Matlab makes computing the singular value decomposition (SVD) of a text-document matrix easy, but that just means the bottleneck of hard work is moved elsewhere. In this case, into the text preparation and file handling. This assignment is really to teach those two aspects.
The first task is the preprocessing needed before a latent semantic analysis can be done on a collection of text documents. For this LSI problem, it means creating the two m-files "docs.m" and "dictionary.m" that are used in the example given. We'll push out from that task to actually using LSI/SVD to analyzing the documents as a second part later (as Excercise 4); for now let's first concentrate on learning how to manipulate text and files from within Matlab. Go ahead and download the tar-ball manpage_example.tar, and uncompress it somewhere so you can look through it while reading this page.
`-- manpage_example
|-- LSI
| |-- blank_split.m
| |-- dictionary.m
| |-- docs.m
| |-- findrows.m
| |-- getdoc.m
| `-- lsi.m
|-- create_dict
|-- create_docs
|-- dictionary
|-- docs
| |-- arch.def
| |-- ash.def
| |-- awk.def
| |-- basename.def
. . .
. . .
. . .
| |-- vimtutor.def
| |-- ypdomainname.def
| `-- zcat.def
|-- manpages
| |-- arch
| |-- ash
| |-- awk
| |-- basename
. . .
. . .
. . .
| |-- vimtutor
| |-- ypdomainname
| `-- zcat
|-- setup_manpages
| |-- create_manpage_files
| `-- list_of_manpages
`-- stop_words
This way, when the analysis code LSI/lsi.m is run, the word-count
documents themselves are known to be "one directory up, over in subdirectory
docs".
You can do this in one single step, but may find it easier to break down into substeps, and have preprocess.m simply invoke those in turn. E.g., my preprocess.m basically looks like
cf = check_files;
if (cf == 0)
error('Something bad happened in check_files.m');
end
wc = create_wordcounts;
if (wc == 0)
error('Something bad happened in create_wordcounts.m');
end
cd = create_dictionary;
if (cd == 0)
error('Something bad happened in create_dictionary.m');
end
although I do have a bit more on the error-checking than shown here. I also have split out the create_wordcounts.m into a step of calls to subfunctions, pretty much corresponding to the process described above. All I require from you is the preprocess.m script that can be invoked and will automatically set up the required files. You are free to either do it all in one big honking step or in many smaller ones (which is really what I strongly recommend).

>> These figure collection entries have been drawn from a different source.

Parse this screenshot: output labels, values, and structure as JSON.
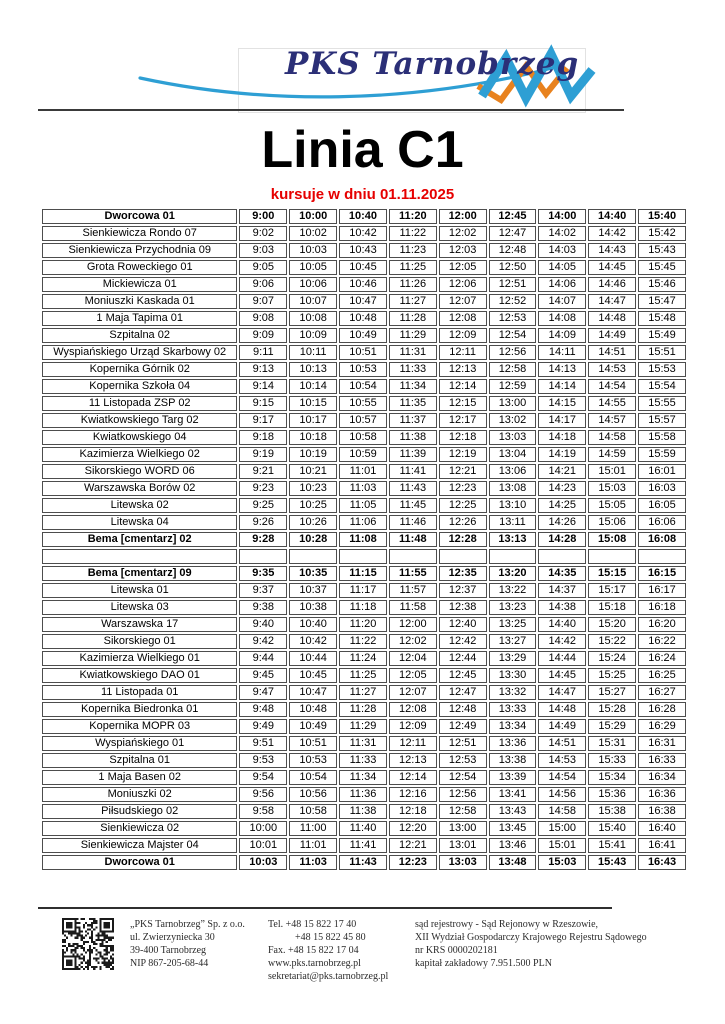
{
  "page": {
    "title": "Linia C1",
    "subtitle": "kursuje w dniu 01.11.2025",
    "colors": {
      "subtitle_red": "#e60000",
      "logo_navy": "#2b2f77",
      "swoosh_blue": "#2e9fd4",
      "swoosh_orange": "#e8821e",
      "grid_gray": "#4d4d4d"
    }
  },
  "logo": {
    "text": "PKS Tarnobrzeg"
  },
  "timetable": {
    "sections": [
      {
        "rows": [
          {
            "name": "Dworcowa 01",
            "bold": true,
            "times": [
              "9:00",
              "10:00",
              "10:40",
              "11:20",
              "12:00",
              "12:45",
              "14:00",
              "14:40",
              "15:40"
            ]
          },
          {
            "name": "Sienkiewicza Rondo 07",
            "bold": false,
            "times": [
              "9:02",
              "10:02",
              "10:42",
              "11:22",
              "12:02",
              "12:47",
              "14:02",
              "14:42",
              "15:42"
            ]
          },
          {
            "name": "Sienkiewicza Przychodnia 09",
            "bold": false,
            "times": [
              "9:03",
              "10:03",
              "10:43",
              "11:23",
              "12:03",
              "12:48",
              "14:03",
              "14:43",
              "15:43"
            ]
          },
          {
            "name": "Grota Roweckiego 01",
            "bold": false,
            "times": [
              "9:05",
              "10:05",
              "10:45",
              "11:25",
              "12:05",
              "12:50",
              "14:05",
              "14:45",
              "15:45"
            ]
          },
          {
            "name": "Mickiewicza 01",
            "bold": false,
            "times": [
              "9:06",
              "10:06",
              "10:46",
              "11:26",
              "12:06",
              "12:51",
              "14:06",
              "14:46",
              "15:46"
            ]
          },
          {
            "name": "Moniuszki Kaskada 01",
            "bold": false,
            "times": [
              "9:07",
              "10:07",
              "10:47",
              "11:27",
              "12:07",
              "12:52",
              "14:07",
              "14:47",
              "15:47"
            ]
          },
          {
            "name": "1 Maja Tapima 01",
            "bold": false,
            "times": [
              "9:08",
              "10:08",
              "10:48",
              "11:28",
              "12:08",
              "12:53",
              "14:08",
              "14:48",
              "15:48"
            ]
          },
          {
            "name": "Szpitalna 02",
            "bold": false,
            "times": [
              "9:09",
              "10:09",
              "10:49",
              "11:29",
              "12:09",
              "12:54",
              "14:09",
              "14:49",
              "15:49"
            ]
          },
          {
            "name": "Wyspiańskiego Urząd Skarbowy 02",
            "bold": false,
            "times": [
              "9:11",
              "10:11",
              "10:51",
              "11:31",
              "12:11",
              "12:56",
              "14:11",
              "14:51",
              "15:51"
            ]
          },
          {
            "name": "Kopernika Górnik 02",
            "bold": false,
            "times": [
              "9:13",
              "10:13",
              "10:53",
              "11:33",
              "12:13",
              "12:58",
              "14:13",
              "14:53",
              "15:53"
            ]
          },
          {
            "name": "Kopernika Szkoła 04",
            "bold": false,
            "times": [
              "9:14",
              "10:14",
              "10:54",
              "11:34",
              "12:14",
              "12:59",
              "14:14",
              "14:54",
              "15:54"
            ]
          },
          {
            "name": "11 Listopada ZSP 02",
            "bold": false,
            "times": [
              "9:15",
              "10:15",
              "10:55",
              "11:35",
              "12:15",
              "13:00",
              "14:15",
              "14:55",
              "15:55"
            ]
          },
          {
            "name": "Kwiatkowskiego Targ 02",
            "bold": false,
            "times": [
              "9:17",
              "10:17",
              "10:57",
              "11:37",
              "12:17",
              "13:02",
              "14:17",
              "14:57",
              "15:57"
            ]
          },
          {
            "name": "Kwiatkowskiego 04",
            "bold": false,
            "times": [
              "9:18",
              "10:18",
              "10:58",
              "11:38",
              "12:18",
              "13:03",
              "14:18",
              "14:58",
              "15:58"
            ]
          },
          {
            "name": "Kazimierza Wielkiego 02",
            "bold": false,
            "times": [
              "9:19",
              "10:19",
              "10:59",
              "11:39",
              "12:19",
              "13:04",
              "14:19",
              "14:59",
              "15:59"
            ]
          },
          {
            "name": "Sikorskiego WORD 06",
            "bold": false,
            "times": [
              "9:21",
              "10:21",
              "11:01",
              "11:41",
              "12:21",
              "13:06",
              "14:21",
              "15:01",
              "16:01"
            ]
          },
          {
            "name": "Warszawska Borów 02",
            "bold": false,
            "times": [
              "9:23",
              "10:23",
              "11:03",
              "11:43",
              "12:23",
              "13:08",
              "14:23",
              "15:03",
              "16:03"
            ]
          },
          {
            "name": "Litewska 02",
            "bold": false,
            "times": [
              "9:25",
              "10:25",
              "11:05",
              "11:45",
              "12:25",
              "13:10",
              "14:25",
              "15:05",
              "16:05"
            ]
          },
          {
            "name": "Litewska 04",
            "bold": false,
            "times": [
              "9:26",
              "10:26",
              "11:06",
              "11:46",
              "12:26",
              "13:11",
              "14:26",
              "15:06",
              "16:06"
            ]
          },
          {
            "name": "Bema [cmentarz] 02",
            "bold": true,
            "times": [
              "9:28",
              "10:28",
              "11:08",
              "11:48",
              "12:28",
              "13:13",
              "14:28",
              "15:08",
              "16:08"
            ]
          }
        ]
      },
      {
        "rows": [
          {
            "name": "Bema [cmentarz] 09",
            "bold": true,
            "times": [
              "9:35",
              "10:35",
              "11:15",
              "11:55",
              "12:35",
              "13:20",
              "14:35",
              "15:15",
              "16:15"
            ]
          },
          {
            "name": "Litewska 01",
            "bold": false,
            "times": [
              "9:37",
              "10:37",
              "11:17",
              "11:57",
              "12:37",
              "13:22",
              "14:37",
              "15:17",
              "16:17"
            ]
          },
          {
            "name": "Litewska 03",
            "bold": false,
            "times": [
              "9:38",
              "10:38",
              "11:18",
              "11:58",
              "12:38",
              "13:23",
              "14:38",
              "15:18",
              "16:18"
            ]
          },
          {
            "name": "Warszawska 17",
            "bold": false,
            "times": [
              "9:40",
              "10:40",
              "11:20",
              "12:00",
              "12:40",
              "13:25",
              "14:40",
              "15:20",
              "16:20"
            ]
          },
          {
            "name": "Sikorskiego 01",
            "bold": false,
            "times": [
              "9:42",
              "10:42",
              "11:22",
              "12:02",
              "12:42",
              "13:27",
              "14:42",
              "15:22",
              "16:22"
            ]
          },
          {
            "name": "Kazimierza Wielkiego 01",
            "bold": false,
            "times": [
              "9:44",
              "10:44",
              "11:24",
              "12:04",
              "12:44",
              "13:29",
              "14:44",
              "15:24",
              "16:24"
            ]
          },
          {
            "name": "Kwiatkowskiego DAO 01",
            "bold": false,
            "times": [
              "9:45",
              "10:45",
              "11:25",
              "12:05",
              "12:45",
              "13:30",
              "14:45",
              "15:25",
              "16:25"
            ]
          },
          {
            "name": "11 Listopada 01",
            "bold": false,
            "times": [
              "9:47",
              "10:47",
              "11:27",
              "12:07",
              "12:47",
              "13:32",
              "14:47",
              "15:27",
              "16:27"
            ]
          },
          {
            "name": "Kopernika Biedronka 01",
            "bold": false,
            "times": [
              "9:48",
              "10:48",
              "11:28",
              "12:08",
              "12:48",
              "13:33",
              "14:48",
              "15:28",
              "16:28"
            ]
          },
          {
            "name": "Kopernika MOPR 03",
            "bold": false,
            "times": [
              "9:49",
              "10:49",
              "11:29",
              "12:09",
              "12:49",
              "13:34",
              "14:49",
              "15:29",
              "16:29"
            ]
          },
          {
            "name": "Wyspiańskiego 01",
            "bold": false,
            "times": [
              "9:51",
              "10:51",
              "11:31",
              "12:11",
              "12:51",
              "13:36",
              "14:51",
              "15:31",
              "16:31"
            ]
          },
          {
            "name": "Szpitalna 01",
            "bold": false,
            "times": [
              "9:53",
              "10:53",
              "11:33",
              "12:13",
              "12:53",
              "13:38",
              "14:53",
              "15:33",
              "16:33"
            ]
          },
          {
            "name": "1 Maja Basen 02",
            "bold": false,
            "times": [
              "9:54",
              "10:54",
              "11:34",
              "12:14",
              "12:54",
              "13:39",
              "14:54",
              "15:34",
              "16:34"
            ]
          },
          {
            "name": "Moniuszki 02",
            "bold": false,
            "times": [
              "9:56",
              "10:56",
              "11:36",
              "12:16",
              "12:56",
              "13:41",
              "14:56",
              "15:36",
              "16:36"
            ]
          },
          {
            "name": "Piłsudskiego 02",
            "bold": false,
            "times": [
              "9:58",
              "10:58",
              "11:38",
              "12:18",
              "12:58",
              "13:43",
              "14:58",
              "15:38",
              "16:38"
            ]
          },
          {
            "name": "Sienkiewicza 02",
            "bold": false,
            "times": [
              "10:00",
              "11:00",
              "11:40",
              "12:20",
              "13:00",
              "13:45",
              "15:00",
              "15:40",
              "16:40"
            ]
          },
          {
            "name": "Sienkiewicza Majster 04",
            "bold": false,
            "times": [
              "10:01",
              "11:01",
              "11:41",
              "12:21",
              "13:01",
              "13:46",
              "15:01",
              "15:41",
              "16:41"
            ]
          },
          {
            "name": "Dworcowa 01",
            "bold": true,
            "times": [
              "10:03",
              "11:03",
              "11:43",
              "12:23",
              "13:03",
              "13:48",
              "15:03",
              "15:43",
              "16:43"
            ]
          }
        ]
      }
    ]
  },
  "footer": {
    "company": [
      "„PKS Tarnobrzeg” Sp. z o.o.",
      "ul.  Zwierzyniecka 30",
      "39-400 Tarnobrzeg",
      "NIP 867-205-68-44"
    ],
    "contact": [
      "Tel.  +48 15 822 17 40",
      "+48 15 822 45 80",
      "Fax. +48 15 822 17 04",
      "www.pks.tarnobrzeg.pl",
      "sekretariat@pks.tarnobrzeg.pl"
    ],
    "registry": [
      "sąd rejestrowy - Sąd Rejonowy w Rzeszowie,",
      "XII Wydział Gospodarczy Krajowego Rejestru Sądowego",
      "nr KRS 0000202181",
      "kapitał zakładowy 7.951.500 PLN"
    ]
  }
}
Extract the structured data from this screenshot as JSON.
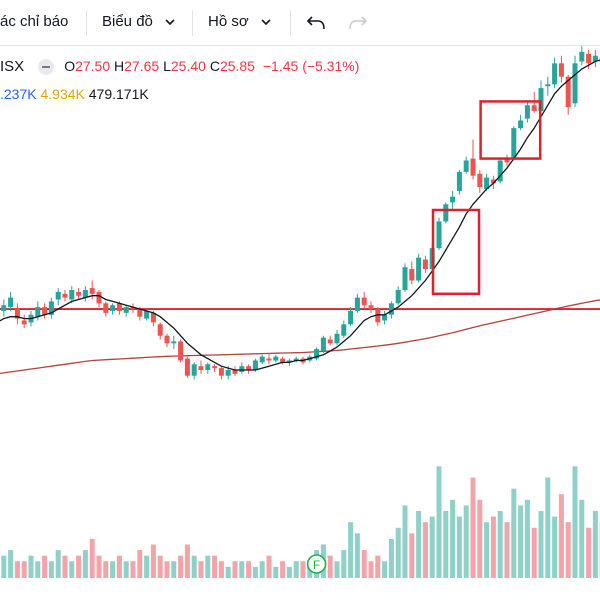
{
  "toolbar": {
    "indicators_label": "ác chỉ báo",
    "chart_type_label": "Biểu đồ",
    "profile_label": "Hồ sơ"
  },
  "legend": {
    "symbol": "ISX",
    "open_label": "O",
    "open_value": "27.50",
    "high_label": "H",
    "high_value": "27.65",
    "low_label": "L",
    "low_value": "25.40",
    "close_label": "C",
    "close_value": "25.85",
    "change": "−1.45 (−5.31%)",
    "vol_a": ".237K",
    "vol_b": "4.934K",
    "vol_c": "479.171K"
  },
  "colors": {
    "up": "#26a69a",
    "down": "#ef5350",
    "ma_fast": "#131722",
    "ma_slow": "#b2443c",
    "hline": "#e0202d",
    "box": "#e0202d",
    "vol_up": "#8fd1c8",
    "vol_down": "#f4a3a8"
  },
  "chart_data": {
    "type": "candlestick",
    "price_range": [
      14,
      35
    ],
    "horizontal_line": 21.4,
    "candles": [
      [
        21.6,
        21.0,
        21.8,
        20.7
      ],
      [
        21.3,
        21.6,
        21.9,
        21.0
      ],
      [
        21.5,
        22.0,
        22.3,
        21.3
      ],
      [
        21.4,
        20.9,
        21.7,
        20.6
      ],
      [
        20.8,
        20.6,
        21.1,
        20.4
      ],
      [
        20.7,
        21.1,
        21.3,
        20.5
      ],
      [
        21.0,
        21.5,
        21.8,
        20.8
      ],
      [
        21.5,
        21.1,
        21.7,
        20.9
      ],
      [
        21.1,
        21.8,
        22.0,
        20.9
      ],
      [
        21.9,
        22.3,
        22.5,
        21.6
      ],
      [
        22.2,
        22.0,
        22.4,
        21.8
      ],
      [
        21.9,
        22.4,
        22.6,
        21.7
      ],
      [
        22.3,
        22.1,
        22.5,
        21.9
      ],
      [
        22.0,
        22.4,
        22.6,
        21.8
      ],
      [
        22.5,
        22.2,
        22.9,
        21.9
      ],
      [
        22.3,
        21.7,
        22.4,
        21.5
      ],
      [
        21.7,
        21.2,
        21.8,
        21.0
      ],
      [
        21.3,
        21.6,
        21.7,
        21.1
      ],
      [
        21.7,
        21.3,
        21.8,
        21.1
      ],
      [
        21.2,
        21.5,
        21.6,
        21.0
      ],
      [
        21.5,
        21.4,
        21.7,
        21.2
      ],
      [
        21.4,
        21.0,
        21.5,
        20.8
      ],
      [
        20.9,
        21.3,
        21.4,
        20.8
      ],
      [
        21.2,
        20.7,
        21.3,
        20.5
      ],
      [
        20.6,
        20.0,
        20.7,
        19.8
      ],
      [
        20.0,
        19.6,
        20.1,
        19.4
      ],
      [
        19.6,
        19.7,
        20.0,
        19.3
      ],
      [
        19.7,
        18.7,
        19.8,
        18.6
      ],
      [
        18.8,
        17.9,
        18.9,
        17.8
      ],
      [
        17.9,
        18.5,
        18.6,
        17.7
      ],
      [
        18.4,
        18.2,
        18.7,
        18.0
      ],
      [
        18.2,
        18.5,
        18.6,
        18.0
      ],
      [
        18.4,
        18.3,
        18.5,
        18.1
      ],
      [
        18.3,
        17.9,
        18.4,
        17.7
      ],
      [
        17.9,
        18.2,
        18.4,
        17.7
      ],
      [
        18.2,
        18.0,
        18.4,
        17.9
      ],
      [
        18.1,
        18.4,
        18.6,
        18.0
      ],
      [
        18.4,
        18.2,
        18.5,
        18.0
      ],
      [
        18.2,
        18.7,
        18.8,
        18.1
      ],
      [
        18.6,
        18.9,
        19.0,
        18.5
      ],
      [
        18.8,
        18.7,
        19.1,
        18.5
      ],
      [
        18.7,
        18.9,
        19.0,
        18.6
      ],
      [
        18.8,
        18.6,
        18.9,
        18.5
      ],
      [
        18.6,
        18.7,
        18.8,
        18.4
      ],
      [
        18.7,
        18.8,
        18.9,
        18.6
      ],
      [
        18.8,
        18.6,
        18.9,
        18.5
      ],
      [
        18.7,
        18.9,
        19.0,
        18.6
      ],
      [
        18.8,
        19.3,
        19.4,
        18.7
      ],
      [
        19.2,
        19.9,
        20.0,
        19.1
      ],
      [
        19.8,
        19.6,
        20.0,
        19.5
      ],
      [
        19.6,
        20.1,
        20.3,
        19.5
      ],
      [
        20.0,
        20.6,
        20.8,
        19.9
      ],
      [
        20.6,
        21.3,
        21.5,
        20.5
      ],
      [
        21.3,
        22.0,
        22.2,
        21.2
      ],
      [
        22.0,
        21.6,
        22.3,
        21.4
      ],
      [
        21.6,
        21.4,
        21.8,
        21.2
      ],
      [
        21.4,
        20.7,
        21.5,
        20.5
      ],
      [
        20.8,
        21.1,
        21.3,
        20.6
      ],
      [
        21.1,
        21.7,
        21.8,
        20.9
      ],
      [
        21.7,
        22.4,
        22.6,
        21.6
      ],
      [
        22.4,
        23.6,
        23.8,
        22.3
      ],
      [
        23.5,
        22.9,
        23.9,
        22.7
      ],
      [
        22.9,
        24.1,
        24.3,
        22.8
      ],
      [
        24.0,
        23.5,
        24.2,
        23.3
      ],
      [
        23.5,
        24.6,
        24.8,
        23.4
      ],
      [
        24.6,
        26.0,
        26.2,
        24.5
      ],
      [
        26.0,
        26.9,
        27.0,
        25.9
      ],
      [
        27.0,
        27.3,
        27.6,
        26.6
      ],
      [
        27.6,
        28.6,
        28.7,
        27.4
      ],
      [
        28.6,
        29.2,
        29.4,
        28.5
      ],
      [
        29.3,
        28.4,
        30.3,
        28.2
      ],
      [
        28.5,
        27.8,
        28.7,
        27.5
      ],
      [
        27.7,
        28.3,
        28.5,
        27.6
      ],
      [
        28.2,
        28.0,
        28.4,
        27.7
      ],
      [
        28.1,
        29.2,
        29.3,
        28.0
      ],
      [
        29.3,
        29.1,
        29.5,
        28.9
      ],
      [
        29.3,
        30.9,
        31.0,
        29.2
      ],
      [
        30.9,
        31.3,
        31.6,
        30.8
      ],
      [
        31.4,
        32.1,
        32.3,
        31.2
      ],
      [
        32.1,
        31.8,
        32.8,
        31.7
      ],
      [
        31.8,
        33.0,
        33.4,
        31.7
      ],
      [
        33.1,
        33.2,
        33.6,
        32.6
      ],
      [
        33.2,
        34.3,
        34.6,
        33.0
      ],
      [
        34.3,
        33.6,
        34.7,
        33.3
      ],
      [
        33.6,
        32.0,
        33.7,
        31.6
      ],
      [
        32.2,
        34.3,
        34.7,
        32.0
      ],
      [
        34.4,
        34.9,
        35.2,
        34.2
      ],
      [
        34.8,
        34.3,
        35.0,
        34.0
      ],
      [
        34.4,
        34.7,
        35.0,
        34.1
      ],
      [
        34.6,
        34.4,
        34.9,
        34.2
      ]
    ],
    "ma_fast": [
      20.7,
      20.9,
      21.0,
      21.0,
      20.9,
      20.9,
      21.0,
      21.1,
      21.2,
      21.4,
      21.6,
      21.8,
      21.9,
      22.0,
      22.1,
      22.1,
      21.9,
      21.8,
      21.7,
      21.6,
      21.5,
      21.4,
      21.3,
      21.2,
      21.0,
      20.7,
      20.4,
      20.0,
      19.6,
      19.3,
      19.0,
      18.8,
      18.6,
      18.4,
      18.3,
      18.2,
      18.2,
      18.2,
      18.2,
      18.3,
      18.4,
      18.5,
      18.6,
      18.6,
      18.7,
      18.7,
      18.8,
      18.9,
      19.0,
      19.2,
      19.4,
      19.7,
      20.0,
      20.4,
      20.8,
      21.0,
      21.1,
      21.1,
      21.3,
      21.5,
      21.8,
      22.1,
      22.5,
      22.9,
      23.4,
      23.9,
      24.5,
      25.1,
      25.7,
      26.4,
      26.9,
      27.3,
      27.7,
      28.0,
      28.4,
      28.8,
      29.3,
      29.8,
      30.4,
      30.9,
      31.5,
      32.1,
      32.7,
      33.1,
      33.4,
      33.7,
      34.0,
      34.2,
      34.4,
      34.5
    ],
    "ma_slow": [
      18.0,
      18.05,
      18.1,
      18.15,
      18.2,
      18.25,
      18.3,
      18.35,
      18.4,
      18.45,
      18.5,
      18.55,
      18.6,
      18.65,
      18.7,
      18.72,
      18.74,
      18.76,
      18.78,
      18.8,
      18.82,
      18.84,
      18.86,
      18.88,
      18.9,
      18.92,
      18.93,
      18.94,
      18.95,
      18.96,
      18.97,
      18.98,
      18.99,
      19.0,
      19.01,
      19.02,
      19.03,
      19.04,
      19.05,
      19.06,
      19.07,
      19.08,
      19.09,
      19.1,
      19.11,
      19.12,
      19.14,
      19.16,
      19.18,
      19.2,
      19.23,
      19.26,
      19.3,
      19.34,
      19.38,
      19.42,
      19.46,
      19.5,
      19.55,
      19.6,
      19.66,
      19.72,
      19.78,
      19.85,
      19.92,
      20.0,
      20.08,
      20.16,
      20.25,
      20.34,
      20.43,
      20.52,
      20.6,
      20.68,
      20.76,
      20.84,
      20.92,
      21.0,
      21.08,
      21.16,
      21.24,
      21.32,
      21.4,
      21.48,
      21.56,
      21.63,
      21.7,
      21.77,
      21.84,
      21.9
    ],
    "volume": [
      3,
      4,
      5,
      3,
      3,
      4,
      3,
      4,
      3,
      5,
      4,
      3,
      4,
      5,
      7,
      4,
      3,
      3,
      4,
      3,
      3,
      5,
      4,
      6,
      4,
      3,
      3,
      4,
      6,
      4,
      3,
      4,
      4,
      3,
      2,
      3,
      3,
      3,
      2,
      3,
      4,
      2,
      3,
      2,
      3,
      3,
      2,
      5,
      6,
      4,
      3,
      5,
      10,
      8,
      5,
      3,
      4,
      3,
      7,
      9,
      13,
      8,
      12,
      10,
      11,
      20,
      12,
      14,
      11,
      13,
      18,
      14,
      10,
      11,
      12,
      10,
      16,
      13,
      14,
      9,
      12,
      18,
      11,
      15,
      10,
      20,
      14,
      9,
      12,
      10
    ],
    "volume_max": 24,
    "boxes": [
      {
        "from_index": 65,
        "to_index": 70,
        "low": 22.2,
        "high": 26.6
      },
      {
        "from_index": 72,
        "to_index": 79,
        "low": 29.3,
        "high": 32.3
      }
    ],
    "markers": [
      {
        "index": 47,
        "label": "F"
      }
    ]
  }
}
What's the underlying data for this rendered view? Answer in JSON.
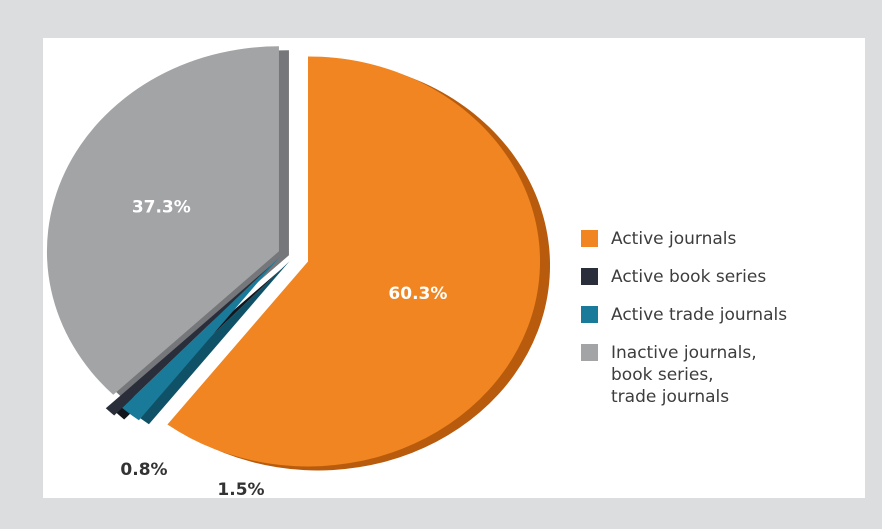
{
  "chart_data": {
    "type": "pie",
    "slices": [
      {
        "label": "Active journals",
        "value": 60.3,
        "value_label": "60.3%",
        "color": "#f08521",
        "side_color": "#b85b0c",
        "label_color": "#ffffff"
      },
      {
        "label": "Active trade journals",
        "value": 1.5,
        "value_label": "1.5%",
        "color": "#1a7a9a",
        "side_color": "#0f5268",
        "label_color": "#333333"
      },
      {
        "label": "Active book series",
        "value": 0.8,
        "value_label": "0.8%",
        "color": "#2a2e3b",
        "side_color": "#14161d",
        "label_color": "#333333"
      },
      {
        "label": "Inactive journals,\nbook series,\ntrade journals",
        "value": 37.3,
        "value_label": "37.3%",
        "color": "#a3a4a6",
        "side_color": "#76777a",
        "label_color": "#ffffff"
      }
    ],
    "legend": [
      {
        "label": "Active journals",
        "color": "#f08521"
      },
      {
        "label": "Active book series",
        "color": "#2a2e3b"
      },
      {
        "label": "Active trade journals",
        "color": "#1a7a9a"
      },
      {
        "label": "Inactive journals,\nbook series,\ntrade journals",
        "color": "#a3a4a6"
      }
    ],
    "legend_position": "right"
  }
}
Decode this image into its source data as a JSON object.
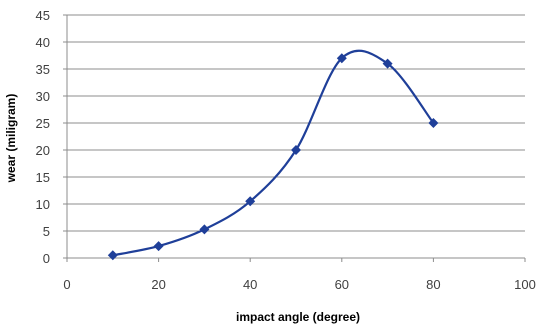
{
  "chart_data": {
    "type": "line",
    "title": "",
    "xlabel": "impact angle (degree)",
    "ylabel": "wear (miligram)",
    "xlim": [
      0,
      100
    ],
    "ylim": [
      0,
      45
    ],
    "x_ticks": [
      0,
      20,
      40,
      60,
      80,
      100
    ],
    "y_ticks": [
      0,
      5,
      10,
      15,
      20,
      25,
      30,
      35,
      40,
      45
    ],
    "grid": "horizontal",
    "legend": "none",
    "smooth": true,
    "series": [
      {
        "color": "#1f3f99",
        "marker": "diamond",
        "x": [
          10,
          20,
          30,
          40,
          50,
          60,
          70,
          80
        ],
        "y": [
          0.5,
          2.2,
          5.3,
          10.5,
          20,
          37,
          36,
          25
        ]
      }
    ]
  }
}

Before you dive in, however, try some smaller steps. Like just write a small script that will open a file, read in all of the stuff in it, and then write it back out to a different file.
Notice that in the diary files I periodically would enter the command "ccc". This is a home-brewed one that I have in my Matlab startup.m file. It basically cleans up everything, including compiled functions, etc.:
warning('off', 'all');
clear all;
clear global;
clear functions;
clear java;
clear classes;
warning('on', 'all');
hold off;
close all;
clc;
I turn off warnings because if you try to clear something like global variables and there aren't any, Matlab prints a warning. If you do the same, always be sure to turn it back on like I do above. You can use the same trick for places in your codes where you get an ignorable warning message.
A diary file and the script files used in class on 17 and 19 March. The names are admittedly cryptic but I wanted ones that I could not foul up when typing while standing up. Also, I added a few comments to them to help explain what they are for.
Another script, e.m , I wrote while helping someone from class debug things, and it might be helpful to others. If you want to download these, here is a single tarball of the scripts. It is named "19March2008.tar" so if your OS doesn't like file names that start with a number, rename it on download.